Evitará inconvenientes e saberá quando colocar, contou, e não sei como pude me esquecer daquilo. Pois bem, pus no corpo e tratei de vestir o pijama de renda roxa bem curtinho que comprei, dias antes, me enfiar num roupão bonito e descer escondida até o escritório do papai, vazio naquela hora, e roubar a chave mestra.

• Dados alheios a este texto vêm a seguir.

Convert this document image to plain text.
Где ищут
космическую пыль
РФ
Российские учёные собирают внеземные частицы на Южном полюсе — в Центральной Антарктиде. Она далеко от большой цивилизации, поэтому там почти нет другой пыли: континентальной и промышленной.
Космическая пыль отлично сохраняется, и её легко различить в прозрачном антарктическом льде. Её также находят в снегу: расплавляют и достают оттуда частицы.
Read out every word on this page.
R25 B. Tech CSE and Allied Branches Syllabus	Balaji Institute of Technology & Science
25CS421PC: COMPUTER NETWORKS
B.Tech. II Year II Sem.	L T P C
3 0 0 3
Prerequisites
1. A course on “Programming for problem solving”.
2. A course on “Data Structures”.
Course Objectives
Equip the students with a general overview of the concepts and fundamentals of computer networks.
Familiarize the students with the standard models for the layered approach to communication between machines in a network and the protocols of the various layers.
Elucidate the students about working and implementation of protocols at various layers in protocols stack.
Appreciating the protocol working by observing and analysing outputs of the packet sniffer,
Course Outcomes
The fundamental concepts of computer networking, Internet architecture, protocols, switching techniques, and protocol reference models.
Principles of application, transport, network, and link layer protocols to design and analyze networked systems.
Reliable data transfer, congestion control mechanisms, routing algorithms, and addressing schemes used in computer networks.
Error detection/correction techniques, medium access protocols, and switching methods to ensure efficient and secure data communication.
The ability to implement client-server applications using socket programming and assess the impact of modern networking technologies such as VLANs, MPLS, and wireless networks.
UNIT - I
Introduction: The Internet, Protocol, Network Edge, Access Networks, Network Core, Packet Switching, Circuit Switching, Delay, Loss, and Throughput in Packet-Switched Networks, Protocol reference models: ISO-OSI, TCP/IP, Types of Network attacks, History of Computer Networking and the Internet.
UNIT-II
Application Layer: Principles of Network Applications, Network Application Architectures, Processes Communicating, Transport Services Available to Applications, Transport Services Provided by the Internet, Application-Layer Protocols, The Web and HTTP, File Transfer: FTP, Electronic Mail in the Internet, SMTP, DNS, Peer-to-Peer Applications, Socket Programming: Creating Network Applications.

  A festa já tinha acabado fazia tempo, e quando finalmente saí no corredor do quarto de Samir, a cozinha estava escura. Destranquei a porta com cautela, e entrei, assustando-o. Tentou me mandar embora, mas o desejo falou mais alto, e logo nossas roupas estavam no chão, outra vez.
   Eu sei que ainda me queria, e temi que alguém tivesse nos ouvido, no instante em que chegou ao máximo de prazer, apertando-me com tanta força que me deixou dolorida. Acordei às 04h33min, com ele mudando de posição na cama.
   O abajur estava aceso, o que me ajudou a achar as minhas roupas. Vi, caído sobre o lençol, o colar que ele usava com duas pequenas placas de aço, numa delas com o seu nome gravado, e peguei para mim. Abri uma gaveta da cômoda e encontrei um caderno com uma caneta presa na capa, com um isqueiro ao lado, aonde escrevi um recado bem curto, colocando sobre o travesseiro ao lado.
  Lancei um último olhar no seu semblante sereno, adormecido tão profundamente. Observei o dorso longo e reto do nariz e os lábios bem desenhados; acariciei o seu cabelo negro bagunçado, dando um beijo leve na sua testa. Parti em silêncio, na penumbra, e caí na minha cama, aonde dormi igual a uma pedra.
  Leonora apareceu na cozinha, arrancando-me dessa memória e sentou ao lado do Samir, ignorando o cumprimento dele, olhando-me séria, o que não entendi, servindo-se depressa, vez por outra fitando-nos.
   Talvez o motivo tenha sido o meu sumiço; provavelmente se cansou ajudando na busca. Então o amado resolveu comer uma fatia do tal bolo e senti uma pontada de inveja do garfo, que deslizou devagar entre os seus lábios, e pensei neles, famintos, numa dança perfeita com os meus.
  De repente, minha prima se levantou, aparentemente aborrecida, saindo rápido da cozinha. Matilde passou por nós, reclamando do sumiço do pote de geleia de amora que estava na mesa, ontem de tarde. Provavelmente, era o que Samir levou para o quarto e acabamos comendo juntos.
  Esfreguei os olhos, ainda cansada de ontem e Samir persistia em me olhar fundo. O calor subiu pelo um pescoço ainda dolorido e ele esboçou um sorriso breve, empurrando o bolo para mim. Soltei um riso baixo, em resposta, pegando uma fatia, comendo tudo bem rápido.